The upcoming industrial corridors that have sprung up in tier 2 cities, have gained significant prominence in the eyes of most of the Grade A developers. Like I said earlier, land is much cheaper, enhanced connectivity, large spaces and importantly in today’s times, considerably lesser levels of pollution.
The Indian government has also launched several additional initiatives to promote investment in tier 2 cities, such as the Smart Cities Mission and the Atmanirbhar Bharat Abhiyan which will have a high impact over the next decade in generating employment in these cities.
Affordability of commercial real estate has also been an important factor for more organisations exploring these cities. Better connectivity to metro cities has led to many corporates looking towards these cities in search of more economical yet well-connected real estate.
When we talk about retail, we all know, the experiential and entertainment options in smaller cities are lesser – whether it’s a mall with big brands or theatres. Developers and retailers are now ready to explore this under-served market as the customer base has expanded post-pandemic.
Warehousing, Data Centres, Co-working spaces, Start-ups, Manufacturing plants and many more sectors have their eyes on these cities.

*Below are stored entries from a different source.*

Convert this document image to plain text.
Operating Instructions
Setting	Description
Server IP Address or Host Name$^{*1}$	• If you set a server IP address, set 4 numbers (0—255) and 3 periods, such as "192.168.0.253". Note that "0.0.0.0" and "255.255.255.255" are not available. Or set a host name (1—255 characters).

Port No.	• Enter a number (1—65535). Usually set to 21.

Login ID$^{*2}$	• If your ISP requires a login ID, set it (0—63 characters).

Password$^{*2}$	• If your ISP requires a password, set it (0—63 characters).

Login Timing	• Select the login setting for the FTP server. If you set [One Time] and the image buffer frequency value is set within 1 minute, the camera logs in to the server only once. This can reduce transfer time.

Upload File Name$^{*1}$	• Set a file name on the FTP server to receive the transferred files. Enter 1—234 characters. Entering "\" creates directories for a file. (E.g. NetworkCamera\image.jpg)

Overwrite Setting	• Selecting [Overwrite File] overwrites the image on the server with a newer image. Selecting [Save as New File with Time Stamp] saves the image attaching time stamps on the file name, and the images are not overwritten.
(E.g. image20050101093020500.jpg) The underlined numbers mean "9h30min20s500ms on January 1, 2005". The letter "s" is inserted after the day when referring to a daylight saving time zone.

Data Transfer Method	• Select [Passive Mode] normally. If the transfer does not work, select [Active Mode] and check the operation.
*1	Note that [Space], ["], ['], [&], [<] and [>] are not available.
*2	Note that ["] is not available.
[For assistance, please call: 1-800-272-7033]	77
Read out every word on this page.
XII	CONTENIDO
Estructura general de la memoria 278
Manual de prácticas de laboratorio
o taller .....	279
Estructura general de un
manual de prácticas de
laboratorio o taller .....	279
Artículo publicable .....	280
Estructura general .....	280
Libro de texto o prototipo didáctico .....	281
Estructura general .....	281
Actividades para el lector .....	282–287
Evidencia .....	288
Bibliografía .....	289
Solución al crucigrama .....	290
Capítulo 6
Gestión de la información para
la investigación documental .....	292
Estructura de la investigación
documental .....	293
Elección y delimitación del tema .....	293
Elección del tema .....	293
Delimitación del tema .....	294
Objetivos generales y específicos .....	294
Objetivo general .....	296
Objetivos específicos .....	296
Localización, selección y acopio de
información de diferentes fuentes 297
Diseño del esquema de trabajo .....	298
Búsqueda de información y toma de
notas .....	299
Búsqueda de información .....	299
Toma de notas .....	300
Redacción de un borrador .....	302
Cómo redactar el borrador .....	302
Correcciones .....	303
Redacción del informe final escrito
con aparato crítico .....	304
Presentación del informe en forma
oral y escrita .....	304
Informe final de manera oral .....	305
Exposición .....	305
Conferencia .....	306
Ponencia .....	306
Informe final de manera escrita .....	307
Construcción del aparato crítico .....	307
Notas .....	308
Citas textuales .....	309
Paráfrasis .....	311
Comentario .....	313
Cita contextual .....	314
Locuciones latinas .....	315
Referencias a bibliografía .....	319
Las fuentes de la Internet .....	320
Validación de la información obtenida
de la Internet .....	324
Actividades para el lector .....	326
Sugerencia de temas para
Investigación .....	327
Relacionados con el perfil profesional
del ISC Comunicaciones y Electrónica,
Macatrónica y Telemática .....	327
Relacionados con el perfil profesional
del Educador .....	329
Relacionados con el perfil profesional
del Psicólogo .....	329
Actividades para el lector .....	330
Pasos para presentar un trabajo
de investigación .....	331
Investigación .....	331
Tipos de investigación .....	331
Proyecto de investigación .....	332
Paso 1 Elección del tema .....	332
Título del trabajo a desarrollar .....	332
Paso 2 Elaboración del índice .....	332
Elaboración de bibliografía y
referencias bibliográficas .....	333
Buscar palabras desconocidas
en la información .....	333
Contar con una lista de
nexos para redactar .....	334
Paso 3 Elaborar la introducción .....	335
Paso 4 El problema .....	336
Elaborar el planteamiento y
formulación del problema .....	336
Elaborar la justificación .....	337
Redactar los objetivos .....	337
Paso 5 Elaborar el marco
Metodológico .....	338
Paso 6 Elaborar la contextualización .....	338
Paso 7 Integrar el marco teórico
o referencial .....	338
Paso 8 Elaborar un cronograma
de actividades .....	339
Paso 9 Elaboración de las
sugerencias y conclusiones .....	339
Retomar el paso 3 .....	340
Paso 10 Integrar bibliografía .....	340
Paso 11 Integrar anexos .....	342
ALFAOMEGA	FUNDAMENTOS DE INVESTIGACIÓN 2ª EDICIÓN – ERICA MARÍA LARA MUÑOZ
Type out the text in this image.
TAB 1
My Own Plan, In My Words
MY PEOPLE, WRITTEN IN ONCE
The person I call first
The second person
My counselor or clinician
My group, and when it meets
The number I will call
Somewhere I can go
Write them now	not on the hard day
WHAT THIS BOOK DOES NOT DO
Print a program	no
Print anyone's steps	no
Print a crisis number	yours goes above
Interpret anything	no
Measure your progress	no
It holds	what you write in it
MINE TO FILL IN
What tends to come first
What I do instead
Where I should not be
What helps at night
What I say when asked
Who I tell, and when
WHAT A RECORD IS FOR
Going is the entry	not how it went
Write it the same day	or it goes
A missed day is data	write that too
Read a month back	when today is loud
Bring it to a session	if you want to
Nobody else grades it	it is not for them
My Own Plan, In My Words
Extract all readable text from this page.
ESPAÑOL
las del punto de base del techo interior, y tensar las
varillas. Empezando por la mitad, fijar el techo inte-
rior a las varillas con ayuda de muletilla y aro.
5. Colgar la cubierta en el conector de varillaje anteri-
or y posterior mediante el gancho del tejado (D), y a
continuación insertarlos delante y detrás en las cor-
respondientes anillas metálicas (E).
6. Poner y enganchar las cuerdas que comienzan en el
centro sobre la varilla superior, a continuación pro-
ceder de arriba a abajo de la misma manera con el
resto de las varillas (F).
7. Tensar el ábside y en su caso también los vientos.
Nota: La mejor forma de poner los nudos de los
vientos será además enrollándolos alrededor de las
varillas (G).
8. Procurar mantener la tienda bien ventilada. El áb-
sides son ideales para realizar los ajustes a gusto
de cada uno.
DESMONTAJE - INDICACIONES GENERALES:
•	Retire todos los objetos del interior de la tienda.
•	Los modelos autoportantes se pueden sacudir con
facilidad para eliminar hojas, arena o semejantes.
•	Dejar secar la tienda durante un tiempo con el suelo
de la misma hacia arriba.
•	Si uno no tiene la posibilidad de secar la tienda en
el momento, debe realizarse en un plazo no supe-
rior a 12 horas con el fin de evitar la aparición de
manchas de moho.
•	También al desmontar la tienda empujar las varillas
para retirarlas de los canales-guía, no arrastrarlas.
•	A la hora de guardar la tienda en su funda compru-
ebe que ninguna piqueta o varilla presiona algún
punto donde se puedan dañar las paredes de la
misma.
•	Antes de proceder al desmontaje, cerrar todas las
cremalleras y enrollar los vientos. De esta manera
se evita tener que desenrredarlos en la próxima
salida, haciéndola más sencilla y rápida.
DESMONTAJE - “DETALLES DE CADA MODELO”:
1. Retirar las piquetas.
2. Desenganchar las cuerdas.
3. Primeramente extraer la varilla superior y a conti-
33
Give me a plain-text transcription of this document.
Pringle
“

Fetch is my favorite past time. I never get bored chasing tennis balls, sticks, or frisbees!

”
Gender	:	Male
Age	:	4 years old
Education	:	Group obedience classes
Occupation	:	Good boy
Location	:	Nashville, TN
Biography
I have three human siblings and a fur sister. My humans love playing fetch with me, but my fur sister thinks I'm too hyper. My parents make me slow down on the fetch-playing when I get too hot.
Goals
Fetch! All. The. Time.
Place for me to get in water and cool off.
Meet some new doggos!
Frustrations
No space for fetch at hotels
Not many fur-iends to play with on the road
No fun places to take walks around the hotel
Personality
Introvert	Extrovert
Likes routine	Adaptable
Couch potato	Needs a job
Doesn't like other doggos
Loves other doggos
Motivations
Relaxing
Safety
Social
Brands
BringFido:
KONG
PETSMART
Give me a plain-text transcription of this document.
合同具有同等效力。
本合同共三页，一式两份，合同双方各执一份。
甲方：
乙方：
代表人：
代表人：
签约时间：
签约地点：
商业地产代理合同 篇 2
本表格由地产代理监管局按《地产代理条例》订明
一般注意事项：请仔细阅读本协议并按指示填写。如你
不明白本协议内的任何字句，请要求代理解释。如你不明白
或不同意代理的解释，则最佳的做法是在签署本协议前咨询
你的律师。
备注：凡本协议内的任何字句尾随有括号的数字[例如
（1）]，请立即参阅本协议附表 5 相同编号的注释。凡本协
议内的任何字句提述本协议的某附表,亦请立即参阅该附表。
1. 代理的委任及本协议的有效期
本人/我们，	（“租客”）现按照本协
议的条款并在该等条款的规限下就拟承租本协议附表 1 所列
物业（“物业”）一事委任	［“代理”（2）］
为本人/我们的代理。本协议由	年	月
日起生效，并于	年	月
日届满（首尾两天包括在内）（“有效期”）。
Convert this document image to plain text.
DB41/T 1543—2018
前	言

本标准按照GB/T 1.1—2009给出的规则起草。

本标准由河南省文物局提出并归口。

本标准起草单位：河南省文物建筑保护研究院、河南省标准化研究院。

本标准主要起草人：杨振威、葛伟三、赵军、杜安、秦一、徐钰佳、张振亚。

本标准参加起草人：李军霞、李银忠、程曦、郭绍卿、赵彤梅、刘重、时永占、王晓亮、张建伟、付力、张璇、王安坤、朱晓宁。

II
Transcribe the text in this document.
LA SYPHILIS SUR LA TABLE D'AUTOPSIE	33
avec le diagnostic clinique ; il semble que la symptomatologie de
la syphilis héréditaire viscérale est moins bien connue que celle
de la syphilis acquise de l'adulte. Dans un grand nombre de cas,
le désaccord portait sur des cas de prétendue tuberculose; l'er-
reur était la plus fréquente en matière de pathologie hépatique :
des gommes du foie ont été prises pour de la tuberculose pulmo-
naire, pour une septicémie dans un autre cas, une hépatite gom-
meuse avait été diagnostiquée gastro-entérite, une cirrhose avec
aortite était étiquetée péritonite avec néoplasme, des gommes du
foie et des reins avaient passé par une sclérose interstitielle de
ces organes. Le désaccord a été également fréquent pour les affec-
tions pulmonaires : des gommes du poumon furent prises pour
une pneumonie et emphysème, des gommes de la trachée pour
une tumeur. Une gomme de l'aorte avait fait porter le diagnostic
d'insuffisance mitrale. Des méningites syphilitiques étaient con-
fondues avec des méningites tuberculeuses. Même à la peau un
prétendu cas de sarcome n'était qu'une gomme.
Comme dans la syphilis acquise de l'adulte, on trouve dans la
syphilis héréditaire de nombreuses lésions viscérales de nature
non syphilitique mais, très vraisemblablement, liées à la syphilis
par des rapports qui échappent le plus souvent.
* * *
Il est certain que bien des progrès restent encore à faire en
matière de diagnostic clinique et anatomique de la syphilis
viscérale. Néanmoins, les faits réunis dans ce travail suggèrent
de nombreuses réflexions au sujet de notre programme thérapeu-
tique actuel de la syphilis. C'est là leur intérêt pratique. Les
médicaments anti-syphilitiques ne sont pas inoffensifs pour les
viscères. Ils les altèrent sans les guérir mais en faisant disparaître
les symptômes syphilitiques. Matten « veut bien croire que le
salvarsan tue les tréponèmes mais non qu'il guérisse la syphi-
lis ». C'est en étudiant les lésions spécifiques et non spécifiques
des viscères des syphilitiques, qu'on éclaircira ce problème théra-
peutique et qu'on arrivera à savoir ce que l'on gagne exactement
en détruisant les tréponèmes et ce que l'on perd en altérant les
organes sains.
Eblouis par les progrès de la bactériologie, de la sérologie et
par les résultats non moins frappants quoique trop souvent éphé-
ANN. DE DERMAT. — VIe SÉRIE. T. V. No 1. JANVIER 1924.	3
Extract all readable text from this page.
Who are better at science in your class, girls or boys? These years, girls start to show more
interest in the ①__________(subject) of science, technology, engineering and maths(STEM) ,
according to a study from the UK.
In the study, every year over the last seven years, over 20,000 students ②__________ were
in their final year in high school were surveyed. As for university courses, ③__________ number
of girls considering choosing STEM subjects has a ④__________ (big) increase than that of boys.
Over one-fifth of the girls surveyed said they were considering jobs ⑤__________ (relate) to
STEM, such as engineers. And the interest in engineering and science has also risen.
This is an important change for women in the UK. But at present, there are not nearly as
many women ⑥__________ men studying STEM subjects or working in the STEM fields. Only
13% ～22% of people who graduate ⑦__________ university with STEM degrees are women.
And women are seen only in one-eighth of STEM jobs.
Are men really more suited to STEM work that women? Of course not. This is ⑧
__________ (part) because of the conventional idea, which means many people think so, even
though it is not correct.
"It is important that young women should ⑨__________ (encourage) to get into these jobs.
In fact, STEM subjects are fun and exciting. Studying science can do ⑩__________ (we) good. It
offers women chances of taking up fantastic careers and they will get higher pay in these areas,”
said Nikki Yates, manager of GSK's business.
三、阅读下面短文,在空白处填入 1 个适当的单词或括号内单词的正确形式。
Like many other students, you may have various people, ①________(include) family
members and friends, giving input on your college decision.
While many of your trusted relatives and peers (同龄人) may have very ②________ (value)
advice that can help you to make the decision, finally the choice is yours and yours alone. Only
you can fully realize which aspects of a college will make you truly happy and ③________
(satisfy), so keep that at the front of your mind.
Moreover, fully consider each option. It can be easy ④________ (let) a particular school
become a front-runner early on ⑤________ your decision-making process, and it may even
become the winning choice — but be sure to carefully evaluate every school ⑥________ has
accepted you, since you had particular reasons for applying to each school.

Skilled labour at lower costs. who will miss out on that opportunity? A lot of sectors are now looking at localities to work with them, thereby improving their standard of living. This leads to more employment for local people and higher employment stability from both sides – employer and employee.
There was a huge role of NRIs in fuelling growth in these cities.
While the earlier focus for NRIs remained the most vibrant metro cities; these preferences have changed as the focus has shifted to tier 2 and 3 cities. This solves a dual purpose – staying connected to the roots and cost of living comes down significantly.
Another very interesting point is that most of the grade A developers are venturing into these markets which generates trust for both domestic and international clientele – land is also cheaper and larger, and with more open spaces that help them build attractive amenities to boost the quality of life.
As the economy of tier 2 cities continues to grow, investments in these cities can yield higher returns on investment as compared to tier 1 cities. And investing in tier 2 cities can also help diversify an NRI’s portfolio and reduce their risk exposure while increasing maximum upside.
Assets for Economic Development
Tier 2 and 3 cities will soon have a huge contribution in the state and national GDP. I am confident that these cities will be catching up rapidly with the metro markets with a lot of robust investment opportunities across Real Estate asset classes.